Pese a esos inconvenientes «menores», Santiago retomó el trabajo en alcaptonuria con su estudiante Daniel Beltrán Valero de Bernabé y lo llevó desde una situación inicial de insuficiente caracterización del gen AKU a convertirlo en uno de los genes humanos mejor estudiados. Durante esta aventura Santiago y su grupo demostraron que el gen de la alcaptonuria estaba poblado de secuencias hipersensibles a la mutación y caracterizaron el gen de pacientes de prácticamente todo el mundo, desde Eslovaquia, cuya población muestra una frecuencia de incidencia muy superior a la del resto de la población europea, hasta la Isla de la Reunión, en la que se le da un interesante fenómeno denominado ‘la paradoja de la Reunión’: un efecto fundador con múltiples variantes alélicas, lo cual parece ser, en sí mismo, un oxímoron. Estos estudios poblacionales tienen incluso trascendencia para el estudio de las migraciones humanas trazadas a través de las variantes alélicas de alcaptonuria y de los haplotipos a ellas asociados. Al final de esta etapa habíamos acumulado, gracias a este trabajo de Santiago y al aislamiento y caracterización metódica de nuevos mutantes del hongo que realizó mi ayudante Elena Reoyo, una lista notable de mutaciones, que Santiago había reunido en una tabla que se publicó en la web del CIB con el nombre de AKUdb. Dicha tabla estuvo a punto de perderse, pero afortunadamente hemos podido recuperar una versión intacta que esperamos incorporar pronto a una web/portal monográfico que reunirá la información histórica y científica sobre la alcaptonuria para uso académico.

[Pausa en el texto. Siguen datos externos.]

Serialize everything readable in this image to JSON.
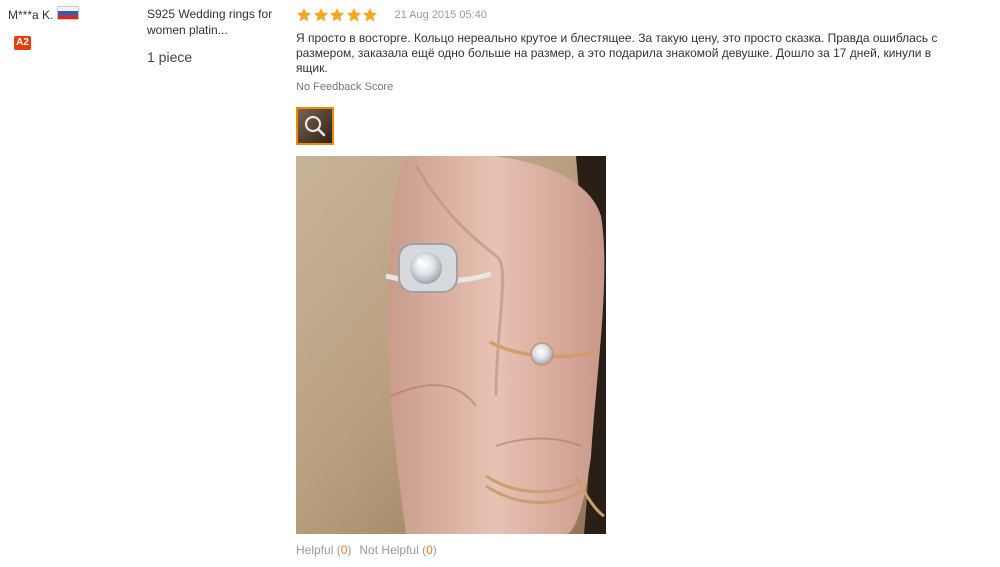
{
  "review": {
    "user": {
      "name": "M***a K.",
      "flag_icon": "russia-flag-icon",
      "level_badge": "A2"
    },
    "product": {
      "title_line1": "S925 Wedding rings for",
      "title_line2": "women platin...",
      "quantity": "1 piece"
    },
    "rating": {
      "stars": 5,
      "max": 5,
      "star_color": "#f5a623"
    },
    "date": "21 Aug 2015 05:40",
    "text_lines": [
      "Я просто в восторге. Кольцо нереально крутое и блестящее. За такую цену, это просто сказка. Правда ошиблась с",
      "размером, заказала ещё одно больше на размер, а это подарила знакомой девушке. Дошло за 17 дней, кинули в",
      "ящик."
    ],
    "feedback_score": "No Feedback Score",
    "thumbnail_icon": "magnifier-icon",
    "helpful": {
      "helpful_label": "Helpful",
      "helpful_open": "(",
      "helpful_count": "0",
      "helpful_close": ")",
      "not_helpful_label": "Not Helpful",
      "not_helpful_open": "(",
      "not_helpful_count": "0",
      "not_helpful_close": ")"
    }
  }
}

En mi laboratorio, mientras tanto, se había incorporado José Manuel Rodríguez Rodríguez, Secho, que estaba purificando y analizando la actividad enzimática de todas las proteínas HGO mutantes que nos parecían particularmente interesantes. Mientras Secho analizaba constantes cinéticas, David Timm, un cristalógrafo americano que por entonces trabajaba en la Universidad de Indiana, nos contactó para colaborar en la resolución de la estructura 3-dimensional de la enzima, que resultó funcionar en forma homohexamérica. El correspondiente trabajo, que se publicó en Nature Structural Biology en el año 2000, nos permitió estudiar la relación entre genotipo y fenotipo bioquímico, al correlacionar las constantes cinéticas que Secho estaba midiendo con el efecto predecible de las mutaciones en su contexto estructural. Quizás es este el punto de éxito en el que debiera terminar la historia.
Pero no me resisto. No he acabado. Quiero recalcar dos aspectos fundamentales de esta larga historia. El primero, el valor incalculable que tiene el principio de serendipia, entendiendo como tal el cúmulo de casualidades que espero haber descrito con suficiente lucidez en los párrafos anteriores, el cual llevó a establecer un potente equipo multidisciplinar que fue capaz de abordar un problema de la magnitud que la identificación del gen de alcaptonuria tenía a mediados de los 90. La segunda es que este cúmulo de casualidades no hubiera sido posible de no haber sido el CIB un centro multidisciplinar que permitió coincidir en el espacio y en el tiempo a los grupos con intereses y experiencia tan dispares como el mío y el de mi admirado Santiago.